ALK and crizotinib: after the honeymoon…what else? Resistance mechanisms and new therapies to overcome it
Rolfo C(1), Passiglia F(1), Castiglia M(1), Raez LE(1), Germonpre P(1), Gil-Bazo I(1), Zwaenepoel K(1), De Wilde A(1), Bronte G(1), Russo A(1), Van Meerbeeck JP(1), Van Schil P(1), Pauwels P(1).
The last few decades have witnessed a silent revolution in the war against NSCLC, thanks to the discovery of "oncogenic drivers" and the subsequent development of targeted therapies.
The discovery of the EML4-ALK fusion gene in a subgroup of patients with NSCLC and the subsequent clinical development of crizotinib has been an amazing success story in lung cancer translational-research, and its accelerated approval [only 4 years from the discovery of ALK rearrangement in NSCLC to the approval by the Food and Drug Administration (FDA)] marked the beginning of the new decade of targeted therapy.
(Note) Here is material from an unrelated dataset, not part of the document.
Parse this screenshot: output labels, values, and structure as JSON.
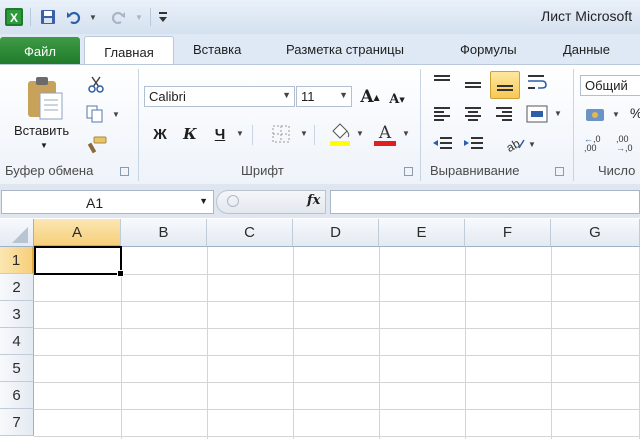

However, common to all targeted therapies, despite an initial benefit, patients inevitably experience tumor progression, due to the development of resistance. Several molecular mechanisms are responsible for acquired resistance, such as secondary mutations of ALK kinase domain or amplification of ALK fusion gene, or the activation of other oncogenic drivers, which may cause resistance independently of ALK genetic alterations.
Pre-clinical data and early clinical trials showed the promising efficacy of a new class of ALK-inhibitors in overcoming acquired resistance.The inhibition of the molecular chaperone, HSP90, represents another promising strategy to overcome crizotinib resistance in ALK-rearranged NSCLC. Several molecules are currently under investigation in order to establish their specific role in the treatment of ALK-rearranged NSCLC.